The purpose of this write-up is to outline a method to handle stale
writes that could occur when using iSCSI gateways with Ceph in an
active/active setup. Though it is possible to use timers such as
osd_request_timeout to expire stale io in most cases, in some edge cases
the io could be congested in the target gateway either before hitting
krbd/tcmu or within the network layer. Increasing path failover timeout
at the client initiator (such as
replacement_timeout/TimeOutValue/LinkDownTime/DefaultTimeToWait) is not
guaranteed to solve the edge cases where inflight io could be stuck
anywhere within the target stack.
The method outlined is comprised of 2 main ideas:
1) Calculate the source time a write operation was sent from the client
as clocked by the client
2) Add/Enhance OSD write ops to accept a source operation time
In effect we try to remove the gateway's role in determining timeouts or
attempting to guard stale ios itself. The setup requires time sync
between the iSCSI gateway and the OSD server, there are no restriction
on client initiator. Most gateway servers will be part of a Ceph cluster
anyway, so the use of ntp is met in most cases.
1) Source operation time
The idea is to make use of TCP Timestamps (RFC 7323) sent from the
initiator to deduce the time it stamped the ethernet frame/packet
containing iSCSI header with the write opcode. TCP Timestamps are
already used for round trip time estimates by the tcp stack, there are
several fields in the tcp_sock struct for this. We need to add a new
field
struct tcp_sock {
u32 recvmsg_tsval;
to hold the client timestamp at the current/last read stream position on
the socket. The read function tcp_recvmsg() in tcp.c needs to update the
recvmsg_tsval value as it iterates through the socket buffers, reading
the timestamp from each packet.
In iscsi_target.c we need to record this timestamp in
iscsi_target_rx_opcode() since this is the stream position at the start
of a new op.
The source time at the client can be deduced from the tsval as follows:
source_time = tsval * freq + offset;
if( now < source_time ) {
/* min latency encountered, adjust/decrease offset */
source_time = now;
offset = now - tsval * freq ;
}
The freq/tick rate of the timestamping clock at the client can quickly
be detected after a few seconds of io. Some observations using different
client initiators:
Linux 1.0 jiffy
Win 0.25 Jiffies
ESX 2.5 Jiffies
Once the freq is detected, we use a calculated offset to compute the
client source operation time, initially this will equal the gateway
time, but we keep lowering the offset each time we get a min latency
condition.
The accuracy error in deducing the source operation time relative to the
OSD server is:
timestamp tick period + min latency encountered between client and
gateway + ntp clock skew between gateway and OSD server.

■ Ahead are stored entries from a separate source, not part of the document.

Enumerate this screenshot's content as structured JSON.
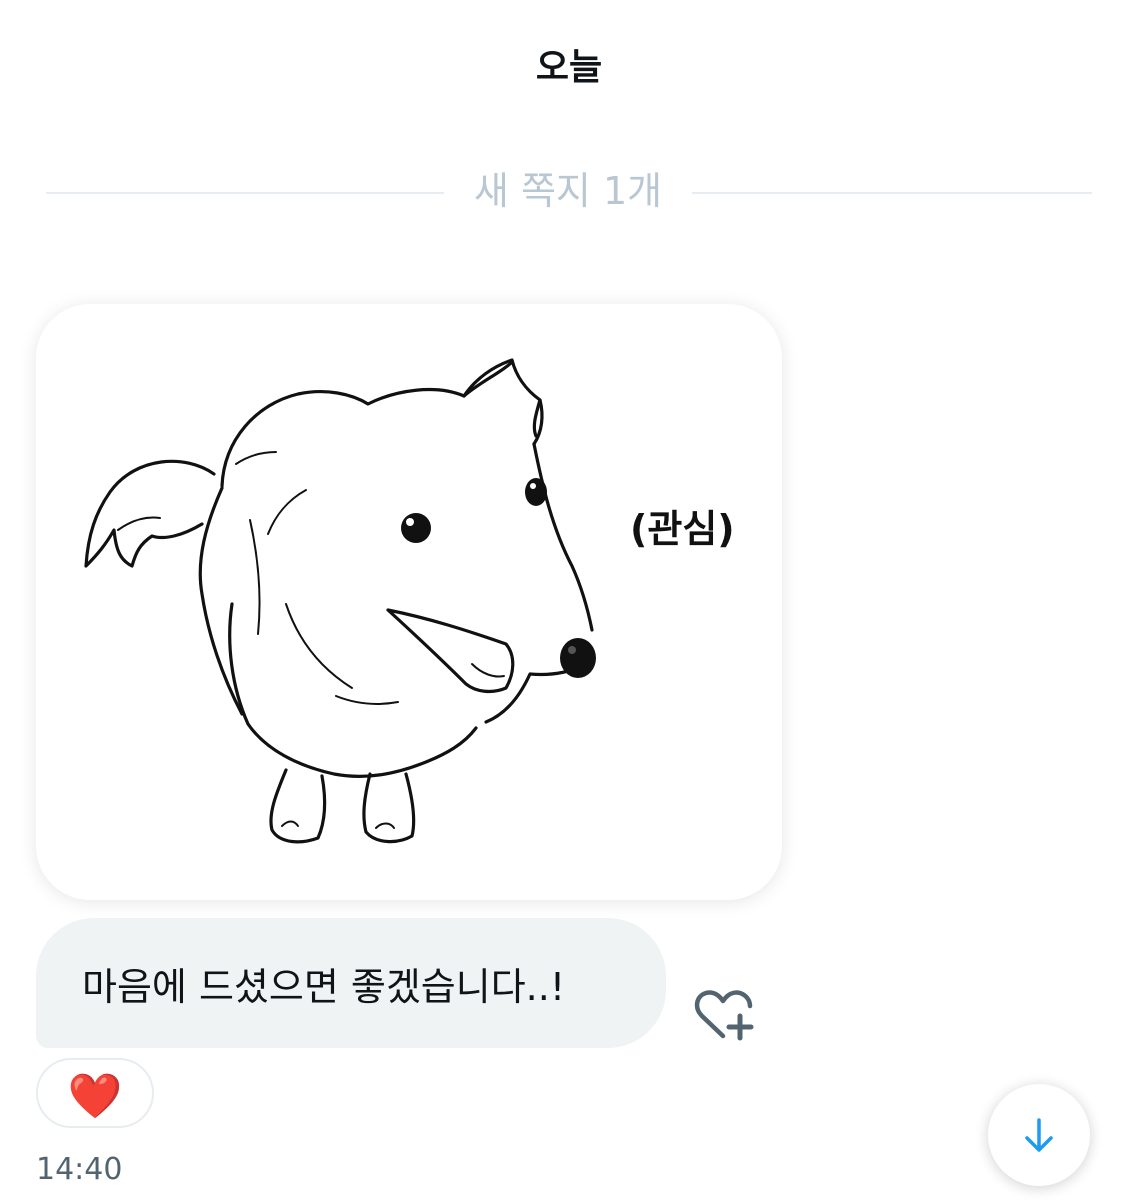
{
  "conversation": {
    "date_header": "오늘",
    "divider_label": "새 쪽지 1개"
  },
  "message": {
    "image_caption": "(관심)",
    "image_subject": "dog-illustration",
    "text": "마음에 드셨으면 좋겠습니다..!",
    "reaction": "❤️",
    "timestamp": "14:40"
  },
  "icons": {
    "react": "heart-plus-icon",
    "scroll": "arrow-down-icon"
  },
  "colors": {
    "bubble_bg": "#eff3f4",
    "divider_text": "#b9c7d2",
    "accent": "#1d9bf0",
    "heart": "#e0245e"
  }
}
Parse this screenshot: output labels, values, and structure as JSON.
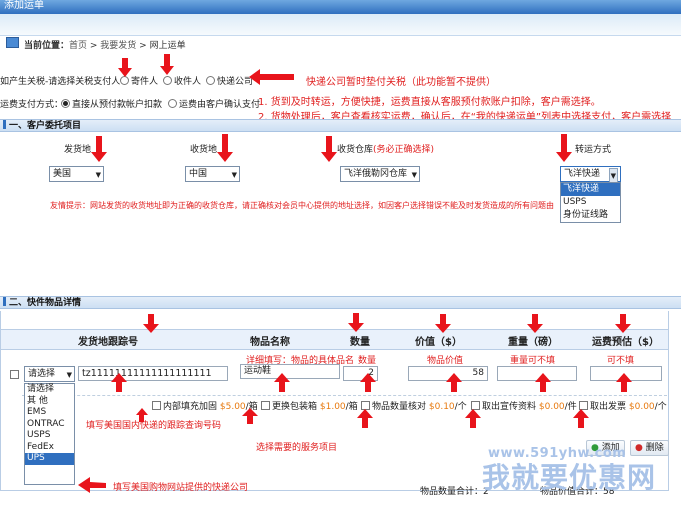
{
  "window": {
    "title": "添加运单"
  },
  "breadcrumb": {
    "label": "当前位置：",
    "home": "首页",
    "sep1": " > ",
    "mine": "我要发货",
    "sep2": " > ",
    "current": "网上运单"
  },
  "tax": {
    "label": "如产生关税-请选择关税支付人：",
    "opt1": "寄件人",
    "opt2": "收件人",
    "opt3": "快递公司",
    "note": "快递公司暂时垫付关税（此功能暂不提供）"
  },
  "freight": {
    "label": "运费支付方式：",
    "opt1": "直接从预付款帐户扣款",
    "opt2": "运费由客户确认支付",
    "note1": "1. 货到及时转运，方便快捷，运费直接从客服预付款账户扣除，客户需选择。",
    "note2": "2. 货物处理后，客户查看核实运费，确认后，在“我的快递运单”列表中选择支付，客户需选择"
  },
  "section1": {
    "title": "一、客户委托项目"
  },
  "entrust": {
    "from_label": "发货地",
    "to_label": "收货地",
    "wh_label": "收货仓库",
    "wh_hint": "(务必正确选择)",
    "ship_label": "转运方式",
    "from_value": "美国",
    "to_value": "中国",
    "wh_value": "飞洋俄勒冈仓库",
    "ship_value": "飞洋快递",
    "ship_options": [
      "飞洋快递",
      "USPS",
      "身份证线路"
    ],
    "tip": "友情提示：网站发货的收货地址即为正确的收货仓库，请正确核对会员中心提供的地址选择，如因客户选择错误不能及时发货造成的所有问题由"
  },
  "section2": {
    "title": "二、快件物品详情"
  },
  "table": {
    "headers": [
      "发货地跟踪号",
      "物品名称",
      "数量",
      "价值（$）",
      "重量（磅）",
      "运费预估（$）"
    ],
    "annotations": {
      "name": "详细填写：物品的具体品名",
      "qty": "数量",
      "value": "物品价值",
      "weight": "重量可不填",
      "fee": "可不填"
    },
    "row": {
      "carrier": "请选择",
      "tracking": "tz11111111111111111111",
      "name": "运动鞋",
      "qty": "2",
      "value": "58",
      "weight": "",
      "fee": ""
    },
    "carrier_options": [
      "请选择",
      "其 他",
      "EMS",
      "ONTRAC",
      "USPS",
      "FedEx",
      "UPS"
    ],
    "services": [
      {
        "label": "内部填充加固",
        "price": "$5.00",
        "unit": "/箱"
      },
      {
        "label": "更换包装箱",
        "price": "$1.00",
        "unit": "/箱"
      },
      {
        "label": "物品数量核对",
        "price": "$0.10",
        "unit": "/个"
      },
      {
        "label": "取出宣传资料",
        "price": "$0.00",
        "unit": "/件"
      },
      {
        "label": "取出发票",
        "price": "$0.00",
        "unit": "/个"
      }
    ]
  },
  "hints": {
    "tracking": "填写美国国内快递的跟踪查询号码",
    "service": "选择需要的服务项目",
    "carrier": "填写美国购物网站提供的快递公司"
  },
  "actions": {
    "add": "添加",
    "delete": "删除"
  },
  "totals": {
    "qty_label": "物品数量合计：",
    "qty": "2",
    "value_label": "物品价值合计：",
    "value": "58"
  },
  "watermark": {
    "url": "www.591yhw.com",
    "text": "我就要优惠网"
  },
  "colors": {
    "accent": "#2f6fbf",
    "annotation": "#e02020",
    "price": "#e87a10",
    "arrow": "#e8141b"
  }
}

This may not yield high precision timing, but is more than adequate for
timeout calculations between client and OSD server.
2) Guarded OSD Write Operations
We need to add new versions of CEPH_OSD_OP_WRITE/CEPH_OSD_OP_WRITESAME..
ops or support hints with existing versions to pass a source operation
time. A configurable timeout on the OSD server (osd_stale_op_timeout ?)
will be used to reject stale write operations. A suggested default value
of 10 sec. False negatives not due to stale io will fail but will be
retried by client. Any operation time received in the future (greater
than ntp max skew) should be rejected. These new operations are generic
enough and may be used outside of iSCSI.
Any comments/suggestions highly welcome.